For the military interventions in Iraq and Afghanistan, US taxpayers have paid roughly $4 trillion dollars, according to a report from Harvard University. This does not include the hundreds of billions of dollars allocated to intelligence agencies including the CIA and the National Security Agency.
But despite these exorbitant costs, many Americans do not feel secure. US diplomat Jim Jatras told Sputnik that, "fifteen years after 9/11 Americans are even less free and less safe."
That could be because Americans are killed by common, everyday occurrences at an astronomically higher rate than by terrorism.
According to security data site New America, 94 people have been killed by jihadist terrorist attacks in the United States since 9/11. This figure comes from ten separate incidents that have occurred in the last 15 years.
By comparison, domestic right-wing extremists have killed 48 people in the same period. This figure is the result of 18 separate incidents, most of which were mass shootings.
— Revengerist Ergo Sum (@TheRevengerists) September 12, 2016
Still, these numbers pale compared to the next most lethal killer in the United States: armed toddlers.
"A little kid finds a gun, fires it, and hurts or kills himself or someone else. These cases rarely bubble up to the national level except when someone, like a parent, ends up dead," read findings from the Washington Post.

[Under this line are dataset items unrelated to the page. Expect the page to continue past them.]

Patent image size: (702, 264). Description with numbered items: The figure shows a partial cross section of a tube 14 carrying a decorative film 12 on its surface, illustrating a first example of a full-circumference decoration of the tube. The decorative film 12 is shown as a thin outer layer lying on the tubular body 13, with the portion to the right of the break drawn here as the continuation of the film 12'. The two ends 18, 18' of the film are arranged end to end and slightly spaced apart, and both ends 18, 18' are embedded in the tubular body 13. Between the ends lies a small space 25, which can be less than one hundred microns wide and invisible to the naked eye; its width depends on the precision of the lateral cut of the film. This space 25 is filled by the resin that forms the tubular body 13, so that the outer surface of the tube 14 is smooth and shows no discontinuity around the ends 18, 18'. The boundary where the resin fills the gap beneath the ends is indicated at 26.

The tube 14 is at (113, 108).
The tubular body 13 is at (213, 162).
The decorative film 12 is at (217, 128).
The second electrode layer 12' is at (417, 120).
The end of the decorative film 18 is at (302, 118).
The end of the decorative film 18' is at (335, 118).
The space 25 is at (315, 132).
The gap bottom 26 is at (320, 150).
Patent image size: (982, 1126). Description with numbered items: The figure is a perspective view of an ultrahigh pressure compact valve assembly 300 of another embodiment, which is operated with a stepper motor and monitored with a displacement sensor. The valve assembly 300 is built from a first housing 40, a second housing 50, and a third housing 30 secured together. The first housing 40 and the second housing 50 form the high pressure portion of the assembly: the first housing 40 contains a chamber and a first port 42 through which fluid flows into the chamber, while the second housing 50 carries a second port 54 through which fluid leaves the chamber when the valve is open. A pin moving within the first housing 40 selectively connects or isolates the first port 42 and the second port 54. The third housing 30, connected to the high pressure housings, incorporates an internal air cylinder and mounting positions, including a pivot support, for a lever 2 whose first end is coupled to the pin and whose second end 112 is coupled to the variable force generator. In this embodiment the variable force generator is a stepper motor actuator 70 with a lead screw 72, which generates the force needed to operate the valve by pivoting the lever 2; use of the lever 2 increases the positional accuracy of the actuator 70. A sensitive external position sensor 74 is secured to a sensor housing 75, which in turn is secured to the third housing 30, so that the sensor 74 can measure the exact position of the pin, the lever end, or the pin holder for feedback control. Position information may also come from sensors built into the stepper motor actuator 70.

From there, the culprits become even stranger. Lightning accounts for 31 deaths annually, while errant lawnmowers kill 69 people each year, according to the US Centers for Disease Control.
Pedestrians being hit by a bus account for 264 deaths annually, while falling out of bed causes an astounding 737 fatalities each year.
But none of these numbers reach anywhere close to the most common American killer: guns.
The precise tally varies. While some sources place the number at around 12,000, FiveThirtyEight claims the number is much higher, totaling over 33,000 gun deaths in the United States each year. While this number includes some of the causes of death already listed, including both jihadist and right wing terror attacks, it also includes homicides and accidental shooting deaths.
Yet, while the United States government was quick to launch two wars and crackdown on civil liberties in the wake of a single, albeit devastating, terrorist attack in 2001, lawmakers refuse to pass commonsense gun reform laws.
Estimates show that there is approximately one gun in the United States for every US citizen.